REVERSED and REMANDED. 
      
      . Banta Properties, Inc. is a Florida corporation. The testimony regarding who exactly comprised the Banta Family was nebulous, but Bradford and Catherine Banta were the most involved. Bradford Banta serves as a principal and the registered agent of Banta Properties. He is an attorney licensed in Florida.
     
      
      . Catherine Banta testified regarding the legal entities that actually owned the apartment complexes. Parkcrest was organized as a conglomerate of limited liability companies, Colonial Park was operated as a land trust, and Westwood was organized as "Westwood Apartments, L.L.C.”
     
      
      . The apartment complexes do not appear on the Arch policy as additional named insureds, but Arch’s representative testified that Arch’s policy adopted the additional named insureds in the primary policy.
     
      
      . The district court relied on Aetna Insurance Co. v. King, 265 So.2d 716, 718 (Fla.Dist.Ct. App.1972), where a Florida appellate court upheld a verdict awarding a nonowner $13,083.39 for destruction of a building due to fire. While we reach a different outcome, we find no conflict.
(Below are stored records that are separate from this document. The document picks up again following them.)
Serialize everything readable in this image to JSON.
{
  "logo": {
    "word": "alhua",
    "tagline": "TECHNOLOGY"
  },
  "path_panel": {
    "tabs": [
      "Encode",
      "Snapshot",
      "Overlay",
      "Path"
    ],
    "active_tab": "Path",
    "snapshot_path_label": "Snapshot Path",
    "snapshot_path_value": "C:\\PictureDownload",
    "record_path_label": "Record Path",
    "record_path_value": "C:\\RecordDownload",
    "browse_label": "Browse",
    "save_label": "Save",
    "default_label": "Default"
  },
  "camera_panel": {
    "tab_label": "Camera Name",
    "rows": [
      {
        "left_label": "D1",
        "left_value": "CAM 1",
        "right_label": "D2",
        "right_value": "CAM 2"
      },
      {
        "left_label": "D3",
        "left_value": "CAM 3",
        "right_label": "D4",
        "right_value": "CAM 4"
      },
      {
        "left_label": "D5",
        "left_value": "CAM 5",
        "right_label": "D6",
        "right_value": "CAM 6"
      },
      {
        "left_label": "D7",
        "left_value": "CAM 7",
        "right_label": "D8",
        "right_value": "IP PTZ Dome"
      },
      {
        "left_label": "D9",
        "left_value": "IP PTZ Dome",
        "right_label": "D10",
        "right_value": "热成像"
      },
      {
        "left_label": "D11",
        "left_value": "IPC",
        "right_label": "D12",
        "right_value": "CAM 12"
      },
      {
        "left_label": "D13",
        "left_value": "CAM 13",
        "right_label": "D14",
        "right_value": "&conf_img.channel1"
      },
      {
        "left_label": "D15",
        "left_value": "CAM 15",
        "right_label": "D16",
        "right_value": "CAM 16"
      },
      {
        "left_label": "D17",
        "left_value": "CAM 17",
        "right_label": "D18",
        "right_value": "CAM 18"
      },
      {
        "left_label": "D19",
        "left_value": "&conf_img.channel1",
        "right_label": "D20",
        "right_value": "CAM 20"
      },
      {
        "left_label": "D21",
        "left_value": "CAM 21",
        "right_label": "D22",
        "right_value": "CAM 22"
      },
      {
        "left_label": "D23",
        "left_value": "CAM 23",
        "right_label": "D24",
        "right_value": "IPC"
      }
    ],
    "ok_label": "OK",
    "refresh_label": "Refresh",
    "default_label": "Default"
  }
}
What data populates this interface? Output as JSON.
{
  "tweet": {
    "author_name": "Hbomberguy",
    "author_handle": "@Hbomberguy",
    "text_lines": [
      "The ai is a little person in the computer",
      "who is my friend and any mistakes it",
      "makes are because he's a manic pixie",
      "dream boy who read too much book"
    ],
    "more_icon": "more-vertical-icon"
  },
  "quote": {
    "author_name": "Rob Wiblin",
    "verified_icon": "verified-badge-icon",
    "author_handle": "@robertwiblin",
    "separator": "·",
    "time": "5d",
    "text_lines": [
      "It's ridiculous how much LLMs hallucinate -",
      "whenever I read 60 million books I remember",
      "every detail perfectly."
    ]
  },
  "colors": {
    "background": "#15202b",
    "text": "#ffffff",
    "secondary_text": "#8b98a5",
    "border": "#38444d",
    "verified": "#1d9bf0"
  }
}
The opinion in King does not specify what the amount recovered represents, but even if it was for physical damage, the nonowner had the contractual right to receive all the income from the property. The value of the right to receive all the income from property is approximately the value of the property. Cf. United States v. Tampa Bay Garden Apartments, Inc., 294 F.2d 598, 606-07 (5th Cir. 1961) (recognizing capitalization of net income as one measure of fair market value).
     
      
      . Banta also cannot claim an interest on behalf of the new owner of Parkcrest. The Banta Family at least owned Parkcrest when the policy was procured in April 2005, so arguably the policy could have been for their benefit. However, the new owner of Park-crest could not possibly be a beneficiary under Arch’s policy, because the policy included a nonassignment clause, and there is no evidence Arch consented to assignment.
     
      
      . Parkcrest and Colonial Park had written agreements, but Westwood did not.
     
      
      .From the Parkcrest Management Agreement: "Owner agrees to maintain liability insurance in amount of not less than $1,000,000.00 and such insurance policy shall name Manager as additional named insured.” Pl.’s Ex. 118 at 3 (R-Acc.# 7). Thus, the only obligation the Parkcrest Agreement creates is an obligation to obtain a different kind of insurance, and it puts that obligation on the owner, not on the management company.
     
      
      . Bizarrely, this entire suit hinged on the recovery for damage to Parkcrest, a complex the Banta Family sold prior to the storm.
     
      
      . After appeal, the district court indicated, and the parties agree, that the final judgment should be amended to $1,157,505.34 to reflect a correct accounting of the deductibles. Arch moved to remand the case in order to correct the final judgment. In light of our ruling, that motion is moot.